Die Spritpreise steigen weiter – und ein Ende scheint derzeit nicht in Sicht. Während politisch noch geprüft und diskutiert wird, spüren Unternehmen und Verbraucher die Belastung bereits täglich an der Tankstelle. Besonders für viele kleine und mittelständische Betriebe wird das zunehmend zum Problem.

Aktuell wird zwar betont, dass keine Versorgungsknappheit besteht und Gespräche mit dem Kartellamt laufen. Doch für zahlreiche Unternehmen kommt diese Debatte zu langsam voran. In einer ohnehin wirtschaftlich angespannten Lage treffen steigende Energie- und Transportkosten den Mittelstand besonders hart.

Vor allem Branchen mit hohem Transportanteil – etwa Handwerk, Logistik oder Handel – spüren die Auswirkungen unmittelbar. Höhere Spritkosten verteuern Lieferungen, Dienstleistungen und letztlich auch Produkte für Verbraucher. Damit geraten nicht nur Unternehmen unter Druck, sondern auch das zarte Pflänzchen eines möglichen wirtschaftlichen Aufschwungs.

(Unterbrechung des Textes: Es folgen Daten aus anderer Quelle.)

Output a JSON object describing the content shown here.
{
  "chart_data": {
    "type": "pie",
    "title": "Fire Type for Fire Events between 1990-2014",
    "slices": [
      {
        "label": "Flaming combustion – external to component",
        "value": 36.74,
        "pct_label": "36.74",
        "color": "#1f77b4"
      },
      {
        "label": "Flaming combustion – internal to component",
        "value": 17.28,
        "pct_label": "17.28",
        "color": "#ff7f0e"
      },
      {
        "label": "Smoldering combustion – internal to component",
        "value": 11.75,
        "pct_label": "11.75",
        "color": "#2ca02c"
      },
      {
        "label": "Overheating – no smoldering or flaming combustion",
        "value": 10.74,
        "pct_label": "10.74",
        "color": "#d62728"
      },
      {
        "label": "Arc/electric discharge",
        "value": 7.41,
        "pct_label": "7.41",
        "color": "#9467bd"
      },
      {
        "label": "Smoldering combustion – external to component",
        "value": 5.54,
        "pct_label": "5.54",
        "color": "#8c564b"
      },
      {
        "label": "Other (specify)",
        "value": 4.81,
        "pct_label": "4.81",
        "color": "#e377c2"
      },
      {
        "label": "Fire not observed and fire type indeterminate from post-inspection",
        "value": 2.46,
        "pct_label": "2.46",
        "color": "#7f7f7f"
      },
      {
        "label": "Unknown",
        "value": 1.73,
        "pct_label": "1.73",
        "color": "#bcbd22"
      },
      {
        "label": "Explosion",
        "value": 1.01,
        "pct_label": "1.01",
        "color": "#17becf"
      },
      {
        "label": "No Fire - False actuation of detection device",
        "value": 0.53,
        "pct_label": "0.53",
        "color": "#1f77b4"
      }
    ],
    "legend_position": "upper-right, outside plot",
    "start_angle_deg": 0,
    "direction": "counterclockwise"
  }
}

Auffällig ist zudem, dass die Spritpreise in einigen europäischen Nachbarländern nicht in gleichem Maße steigen wie in Deutschland. Das wirft Fragen auf – etwa nach der Preisgestaltung der Mineralölkonzerne und nach möglichen Marktmechanismen, die genauer überprüft werden sollten.

Klar ist: Die Situation verlangt schnelle und wirksame Lösungen. Denkbar wären beispielsweise eine temporäre Senkung der Energiesteuern auf Kraftstoffe oder stärkere Maßnahmen zur Kontrolle von Preisentwicklungen im Markt. Aktuell hat die Bundesregierung beschlossen, dass eine Preiserhöhung an der Tankstelle nur einmal pro Tag stattfinden darf. Das österreichische Vorbild hierfür ist ein guter Anfang, aber wird wahrscheinlich zu wenig sein.

Der Mittelstand braucht jetzt Planungssicherheit und spürbare Entlastung. Denn dauerhaft hohe Spritpreise gefährden Wettbewerbsfähigkeit, Investitionen und Arbeitsplätze. Schnelles politisches Handeln ist daher dringend gefragt.